Since you have a little background...here's a little on mine...I tried starting programming at age 5 on a commodore 64, but my brain wasn't really mature enough, however, I still showed interest, and by 8, I had my dad's old 286 with borland C++ 2.0, and a book on programming, and off I went. Started college classes at age 13. Always focused on video games which is synonomous with optimization. I could list the books I have on the topic, but it would make this far too long. I currently work at a job where optimization is a function I perform, though most of my previous jobs, it was still appreciated, and I'm at least decent at it. I bet Michael Abrash could sqeeze another 10% out my code, but that dude is something else...No, I didn't go into the game industry, so you won't see any Corrys in the credits, (or if you do, its not me). I decided $20K less/year, 80+ hour work weeks, and higher stress was just downright stupid compared to the defense industry where I had a job offer....I also have interests in theoretical physics, mechanical engineering, electrical engineering, and deriviatives of combining all of the above, enough that I have a small research company attempting to build/experiment with one such derivative idea. Thus my always being way too busy!

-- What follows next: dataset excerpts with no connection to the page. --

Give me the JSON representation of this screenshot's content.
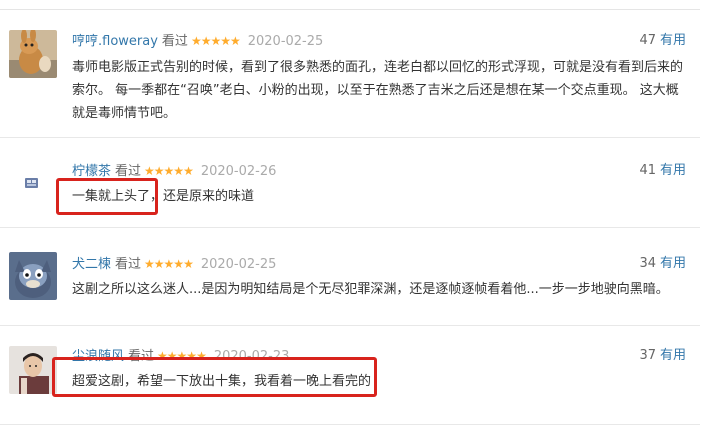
{
  "reviews": [
    {
      "user": "哼哼.floweray",
      "status": "看过",
      "stars": "★★★★★",
      "date": "2020-02-25",
      "votes": "47",
      "useful_label": "有用",
      "content": "毒师电影版正式告别的时候，看到了很多熟悉的面孔，连老白都以回忆的形式浮现，可就是没有看到后来的索尔。 每一季都在“召唤”老白、小粉的出现，以至于在熟悉了吉米之后还是想在某一个交点重现。 这大概就是毒师情节吧。"
    },
    {
      "user": "柠檬茶",
      "status": "看过",
      "stars": "★★★★★",
      "date": "2020-02-26",
      "votes": "41",
      "useful_label": "有用",
      "content": "一集就上头了，还是原来的味道"
    },
    {
      "user": "犬二楝",
      "status": "看过",
      "stars": "★★★★★",
      "date": "2020-02-25",
      "votes": "34",
      "useful_label": "有用",
      "content": "这剧之所以这么迷人...是因为明知结局是个无尽犯罪深渊，还是逐帧逐帧看着他...一步一步地驶向黑暗。"
    },
    {
      "user": "尘浪随风",
      "status": "看过",
      "stars": "★★★★★",
      "date": "2020-02-23",
      "votes": "37",
      "useful_label": "有用",
      "content": "超爱这剧，希望一下放出十集，我看着一晚上看完的"
    }
  ],
  "colors": {
    "link": "#3377aa",
    "star": "#ffac2d",
    "highlight": "#d8231d"
  }
}
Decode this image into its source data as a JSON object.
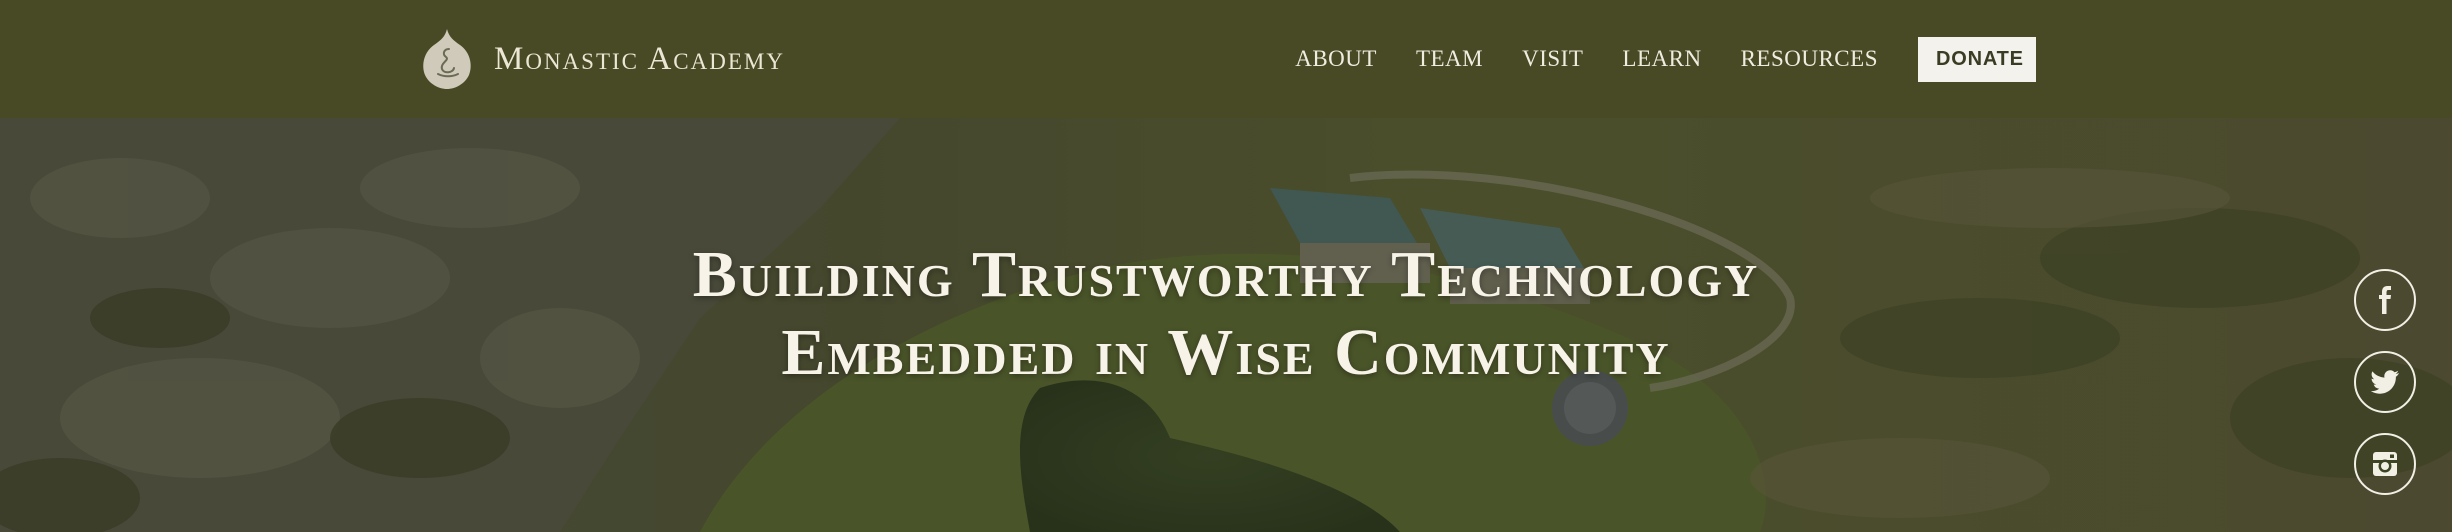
{
  "brand": {
    "name": "Monastic Academy",
    "logo_icon": "leaf-meditator-icon"
  },
  "nav": {
    "items": [
      {
        "label": "ABOUT"
      },
      {
        "label": "TEAM"
      },
      {
        "label": "VISIT"
      },
      {
        "label": "LEARN"
      },
      {
        "label": "RESOURCES"
      }
    ],
    "donate_label": "DONATE"
  },
  "hero": {
    "title_line1": "Building Trustworthy Technology",
    "title_line2": "Embedded in Wise Community"
  },
  "social": [
    {
      "icon": "facebook-icon"
    },
    {
      "icon": "twitter-icon"
    },
    {
      "icon": "instagram-icon"
    }
  ],
  "colors": {
    "header_bg": "#474a25",
    "donate_bg": "#f3f2ec",
    "text_light": "#f7f3e8"
  }
}
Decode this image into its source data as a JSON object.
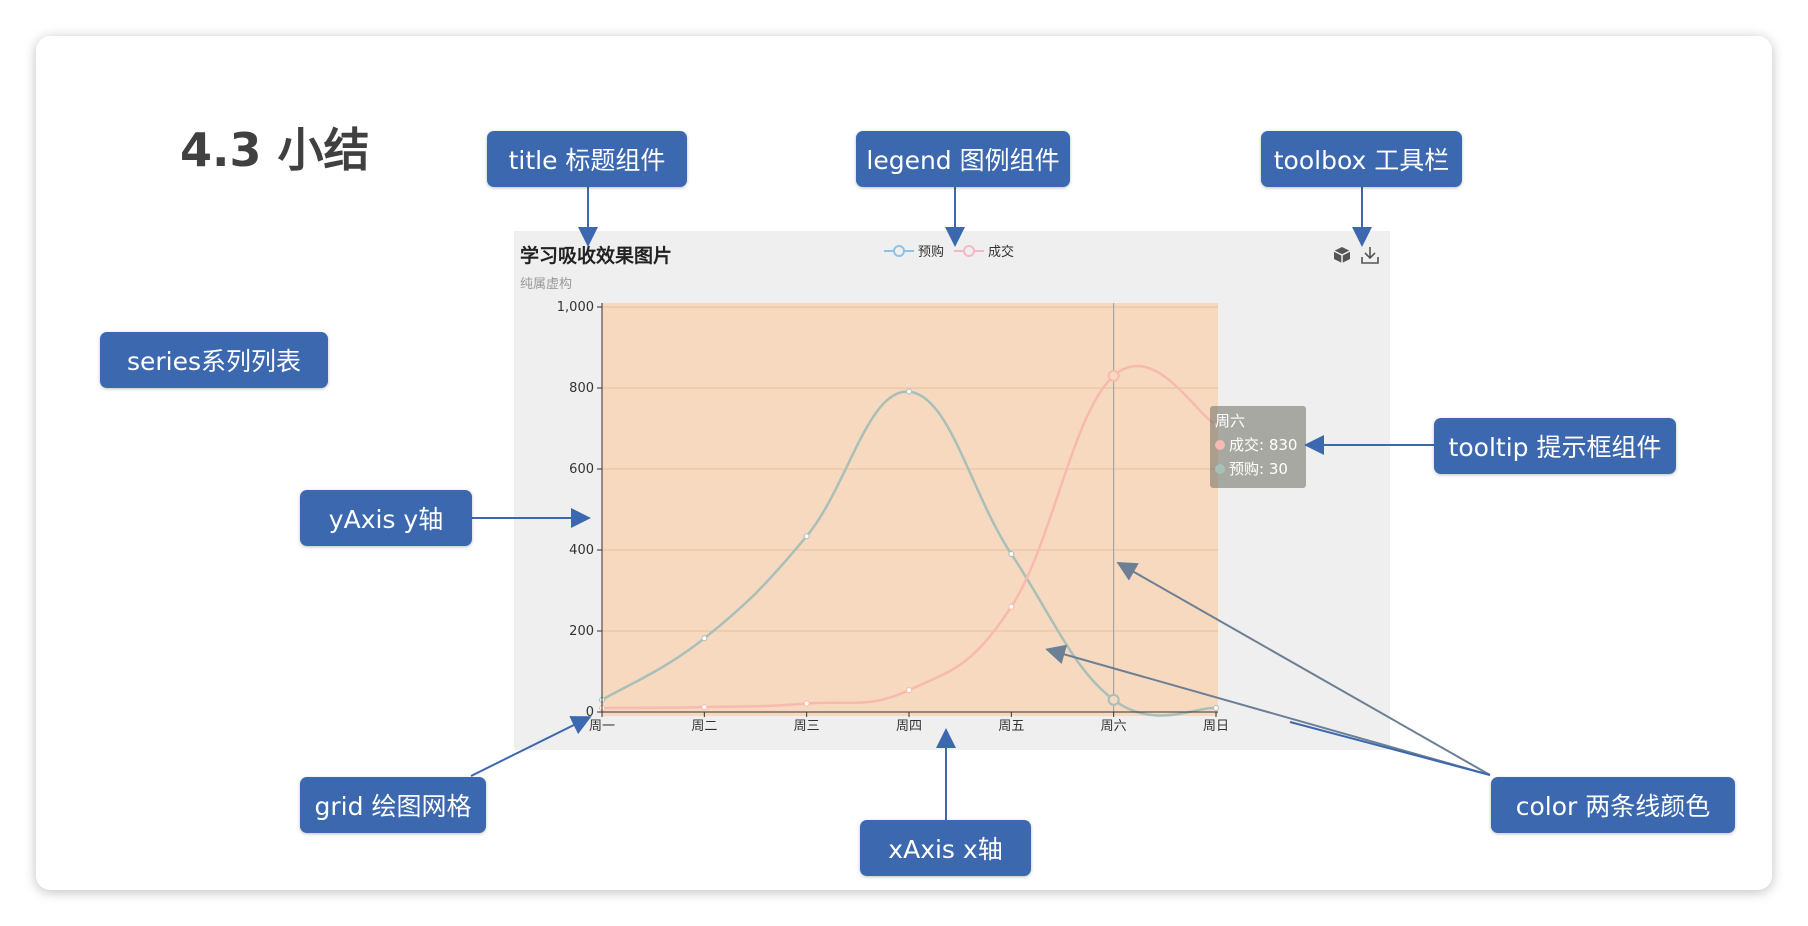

Anyhow, keep it positive, someone dig through the IL, for the OP, Micah said he can't reproduce so either its fixed internally, or something else is up. There's a chance tonight I may get a chance to look at it if no one else does...I've got a lot to do...
Originally posted by: corryMight I suggest then, doing AMD's work for them and characterizing the OpenCL->IL bug exactly?
Actually, as best I can recall (I'm away from my GPU workstation today), the swizzle/loop-unrolling bug I encountered was not going from OpenCL to IL, but instead the bug manifested itself going from IL to ISA. But to be honest, I didn't look much at the IL. I speculate that the the "pragma unroll" bypasses the bug since by the time the IL->ISA compiler in Catalyst is working on my code, the four loop bodies and the swizzles in them, have all been directly listed out four times. Without the "pragma unroll", the IL->ISA compiler is doing it's own loop unrolling and messing up keeping track of the swizzle. (Oh, and the swizzle is being fully optimzed away and does not appear in the ISA file, it's simply changing which field in the 4 element vector is being worked on per loop body.)
On a side note, AMD did respond to my bug report support ticket, but I've not heard back if they could reproduce it or if it's fixed yet, etc.
10/26/2011 update: At AMD's request, I submitted a full code to reproduce the bug, along with my test results on various GPUs, Catalyst versions, and SDK versions. Hopefully AMD Catalyst developers can make sense of it and get this fixed. Actually, I do hope this is just one bug, and not multiple bugs that have a similar workaround.
I am also experiencing this bug with APP 2.5 in my application. If required I could try to also create a sample code showing this.
Some slight systematic I saw was that it seems to get the correct number of iterations without the pragma if the compile time defined iteration count is something like 4 or 8, but with odd numbers - in my case 13 - it seems to get off track. Specifying "#pragma unroll 13" fixes it in that case.